Each record holds the scalar scan fields followed by one or more SpectrumParamValues blocks - the schema element is maxOccurs="unbounded". A profile-only acquisition writes a single block, but an acquisition that also stores centroids (MSPeak.bin) writes a profile block and a centroid block, making the record larger. read_complextype reads only the first block, so reading records back-to-back would mis-parse the trailing block(s) as the next record.

To stay aligned we read each record at the true record stride and skip to the next. The stride is scalar + n * block for some block count n; it is taken from the MSTS.xml scan count when that is consistent, otherwise inferred as the value of n that tiles the record region exactly. The first block of each record is the profile spectrum, which is what parse_msdata consumes. Only when no stride tiles the region (a record truncated mid-write) do we fall back to reading single-block records to EOF.

Parameters:

  • msscan_path (str) – Path to MSScan.bin.

  • complextypes_dict (dict) – Output of parse_scan_xsd.

  • num_records (int, optional) – Scan count from MSTS.xml (count_scans), used as a hint. May be None (OpenLab result folders omit MSTS.xml) or stale (interrupted acquisitions); the stride is validated against the file geometry either way.

Returns:

List of dictionaries, one per retention time, each mapping the ScanRecordType member names to their parsed values.

count_scans(acqdata_path)[source]

Returns the total scan count from MSTS.xml, or None if MSTS.xml is absent.

MSTS.xml lists the number of scans per acquisition time segment (<NumOfScans>); the total is their sum. Agilent OpenLab .rslt/.sirslt result folders omit MSTS.xml, in which case read_scan_records infers the scan count from the record geometry instead.

Parameters:

acqdata_path (str) – Path to the AcqData subdirectory.

Returns:

Total scan count (int), or None if MSTS.xml does not exist.

read_complextype(f, complextypes_dict, name)[source]

Reads a “complex” type from f.
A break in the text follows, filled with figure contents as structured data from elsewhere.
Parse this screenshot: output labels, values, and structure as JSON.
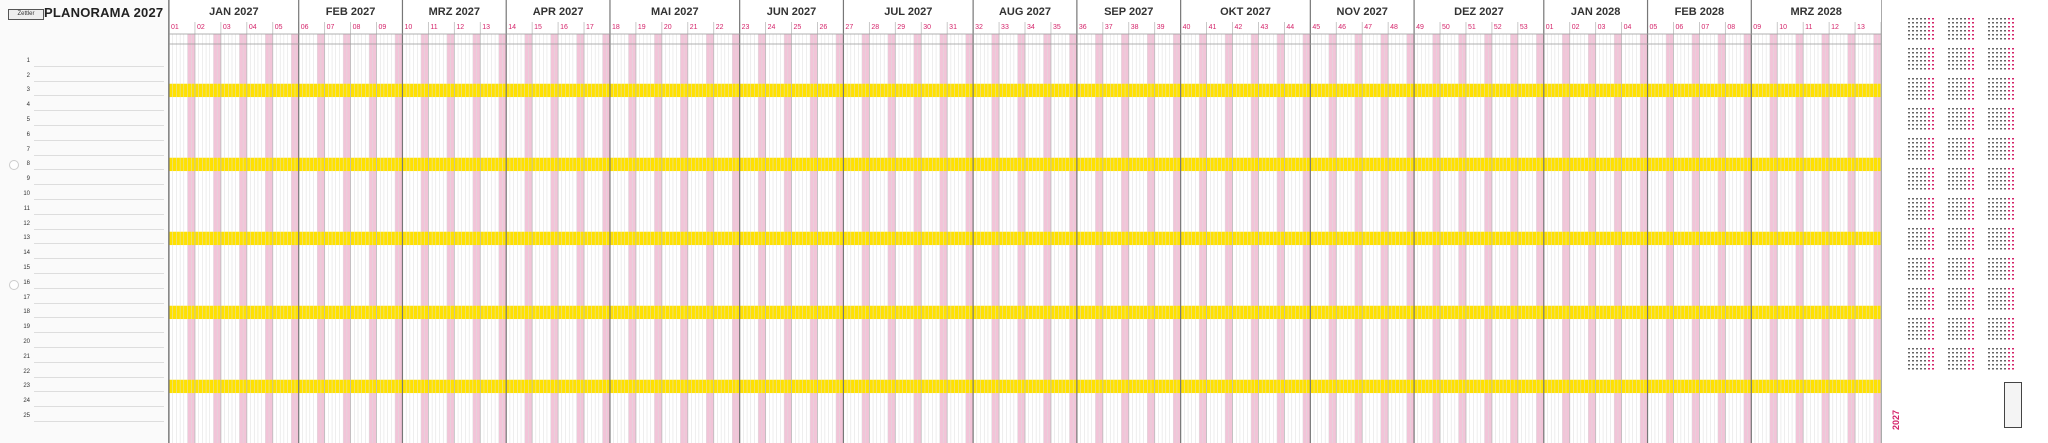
{
  "header": {
    "brand": "Zettler",
    "title": "PLANORAMA 2027"
  },
  "calendar": {
    "months": [
      {
        "label": "JAN 2027",
        "weeks": [
          "01",
          "02",
          "03",
          "04",
          "05"
        ]
      },
      {
        "label": "FEB 2027",
        "weeks": [
          "06",
          "07",
          "08",
          "09"
        ]
      },
      {
        "label": "MRZ 2027",
        "weeks": [
          "10",
          "11",
          "12",
          "13"
        ]
      },
      {
        "label": "APR 2027",
        "weeks": [
          "14",
          "15",
          "16",
          "17"
        ]
      },
      {
        "label": "MAI 2027",
        "weeks": [
          "18",
          "19",
          "20",
          "21",
          "22"
        ]
      },
      {
        "label": "JUN 2027",
        "weeks": [
          "23",
          "24",
          "25",
          "26"
        ]
      },
      {
        "label": "JUL 2027",
        "weeks": [
          "27",
          "28",
          "29",
          "30",
          "31"
        ]
      },
      {
        "label": "AUG 2027",
        "weeks": [
          "32",
          "33",
          "34",
          "35"
        ]
      },
      {
        "label": "SEP 2027",
        "weeks": [
          "36",
          "37",
          "38",
          "39"
        ]
      },
      {
        "label": "OKT 2027",
        "weeks": [
          "40",
          "41",
          "42",
          "43",
          "44"
        ]
      },
      {
        "label": "NOV 2027",
        "weeks": [
          "45",
          "46",
          "47",
          "48"
        ]
      },
      {
        "label": "DEZ 2027",
        "weeks": [
          "49",
          "50",
          "51",
          "52",
          "53"
        ]
      },
      {
        "label": "JAN 2028",
        "weeks": [
          "01",
          "02",
          "03",
          "04"
        ]
      },
      {
        "label": "FEB 2028",
        "weeks": [
          "05",
          "06",
          "07",
          "08"
        ]
      },
      {
        "label": "MRZ 2028",
        "weeks": [
          "09",
          "10",
          "11",
          "12",
          "13"
        ]
      }
    ],
    "rows": [
      "1",
      "2",
      "3",
      "4",
      "5",
      "6",
      "7",
      "8",
      "9",
      "10",
      "11",
      "12",
      "13",
      "14",
      "15",
      "16",
      "17",
      "18",
      "19",
      "20",
      "21",
      "22",
      "23",
      "24",
      "25"
    ],
    "highlight_rows": [
      "3",
      "8",
      "13",
      "18",
      "23"
    ]
  },
  "side_panel": {
    "year": "2027",
    "colors": {
      "accent": "#d4246a",
      "highlight": "#ffe100",
      "weekend": "#f2c4d8"
    }
  }
}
Used only for MSScan.bin.

Mutually recurs with read_type.

Parameters:

  • f (_io.BufferedReader) – File opened in ‘rb’ mode.
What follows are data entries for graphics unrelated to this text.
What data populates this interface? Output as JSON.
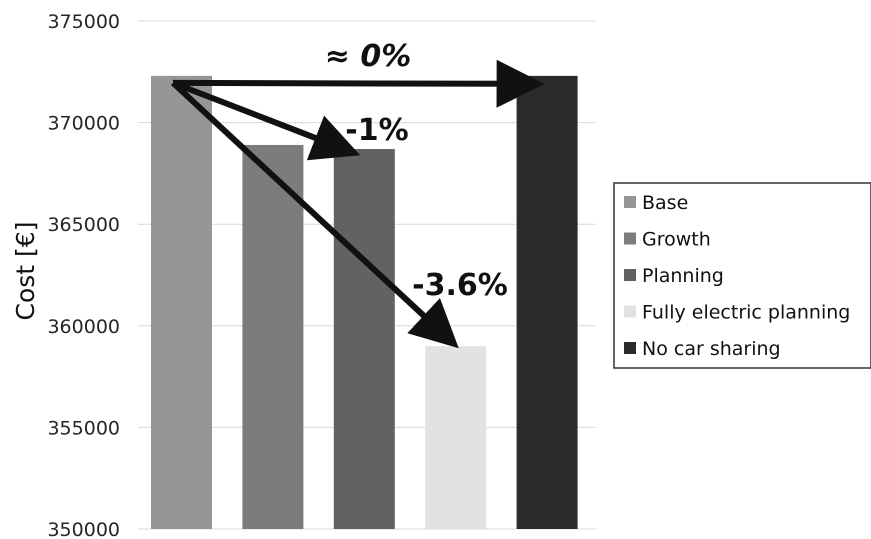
{
  "chart_data": {
    "type": "bar",
    "categories": [
      "Base",
      "Growth",
      "Planning",
      "Fully electric planning",
      "No car sharing"
    ],
    "values": [
      372300,
      368900,
      368700,
      359000,
      372300
    ],
    "colors": [
      "#969696",
      "#7c7c7c",
      "#626262",
      "#e2e2e2",
      "#2b2b2b"
    ],
    "title": "",
    "xlabel": "",
    "ylabel": "Cost [€]",
    "ylim": [
      350000,
      375000
    ],
    "yticks": [
      {
        "value": 350000,
        "label": "350000"
      },
      {
        "value": 355000,
        "label": "355000"
      },
      {
        "value": 360000,
        "label": "360000"
      },
      {
        "value": 365000,
        "label": "365000"
      },
      {
        "value": 370000,
        "label": "370000"
      },
      {
        "value": 375000,
        "label": "375000"
      }
    ],
    "grid": true,
    "legend": {
      "placement": "right",
      "entries": [
        "Base",
        "Growth",
        "Planning",
        "Fully electric planning",
        "No car sharing"
      ]
    },
    "annotations": [
      {
        "text": "≈ 0%",
        "from": 0,
        "to": 4,
        "italic": true,
        "color": "#707070"
      },
      {
        "text": "-1%",
        "from": 0,
        "to": 2,
        "italic": false,
        "color": "#111111"
      },
      {
        "text": "-3.6%",
        "from": 0,
        "to": 3,
        "italic": false,
        "color": "#111111"
      }
    ]
  }
}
  • complextypes_dict (dict) – Dictionary defining all “complex” types.

  • name (str) – Name of the “complex” type to parse.

Returns:

Dictionary mapping subtype names to values. If the subtype is “complex”, the value is a nested dictionary. Otherwise, the value is a number.

read_type(f, complextype_dict, name)[source]
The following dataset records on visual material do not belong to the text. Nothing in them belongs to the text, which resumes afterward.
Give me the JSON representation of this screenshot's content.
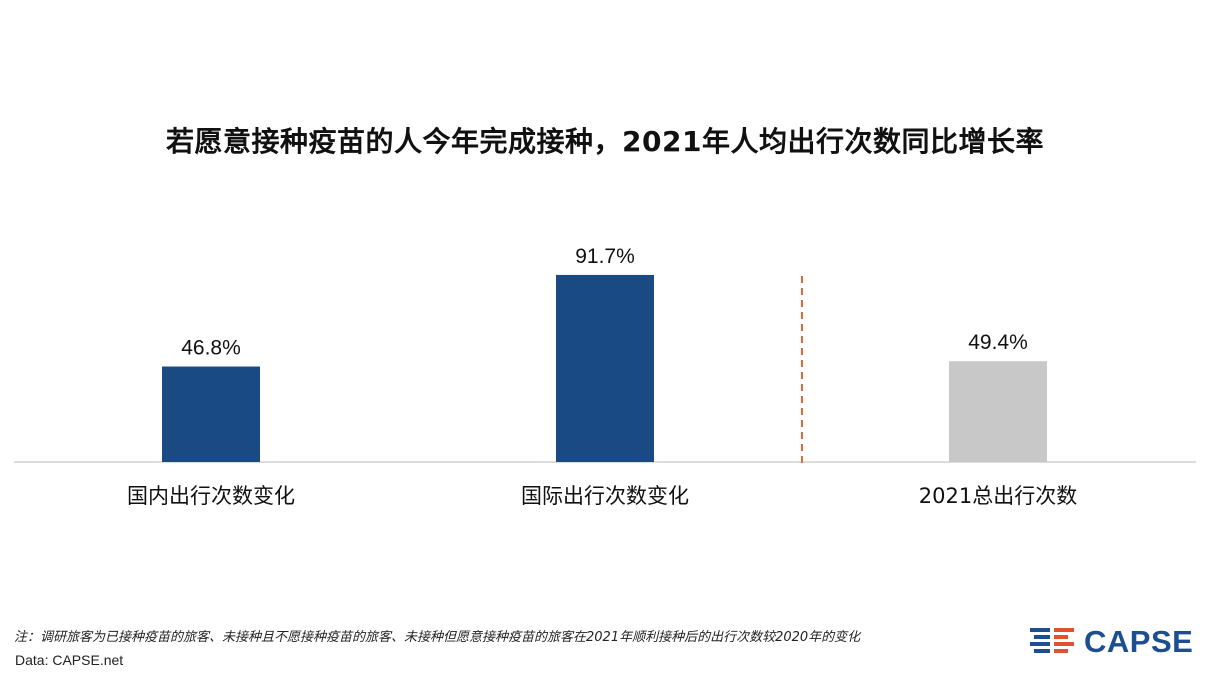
{
  "colors": {
    "primary_bar": "#1a4a84",
    "highlight_bar": "#c8c8c8",
    "divider": "#e06a3c",
    "baseline": "#d0d0d0",
    "logo_blue": "#1d4e8f",
    "logo_red": "#e0522f"
  },
  "chart_data": {
    "type": "bar",
    "title": "若愿意接种疫苗的人今年完成接种，2021年人均出行次数同比增长率",
    "categories": [
      "国内出行次数变化",
      "国际出行次数变化",
      "2021总出行次数"
    ],
    "values": [
      46.8,
      91.7,
      49.4
    ],
    "labels": [
      "46.8%",
      "91.7%",
      "49.4%"
    ],
    "unit": "%",
    "ylim": [
      0,
      100
    ],
    "grid": false,
    "legend": "none",
    "highlight_index": 2,
    "divider_between": [
      1,
      2
    ]
  },
  "footer": {
    "note": "注：调研旅客为已接种疫苗的旅客、未接种且不愿接种疫苗的旅客、未接种但愿意接种疫苗的旅客在2021年顺利接种后的出行次数较2020年的变化",
    "source": "Data: CAPSE.net"
  },
  "logo": {
    "text": "CAPSE",
    "icon": "capse-logo-icon"
  }
}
Reads a type from f. Used only for MSScan.bin.

Mutually recurs with read_complextype.

Parameters:

  • f (_io.BufferedReader) – File opened in ‘rb’ mode.

  • complextypes_dict (dict) – Dictionary defining all “complex” types.

  • name (str) – Name of the type to parse.

Returns:

If the type is “simple”, a number value. If the type is “complex”, a dictionary mapping names to values.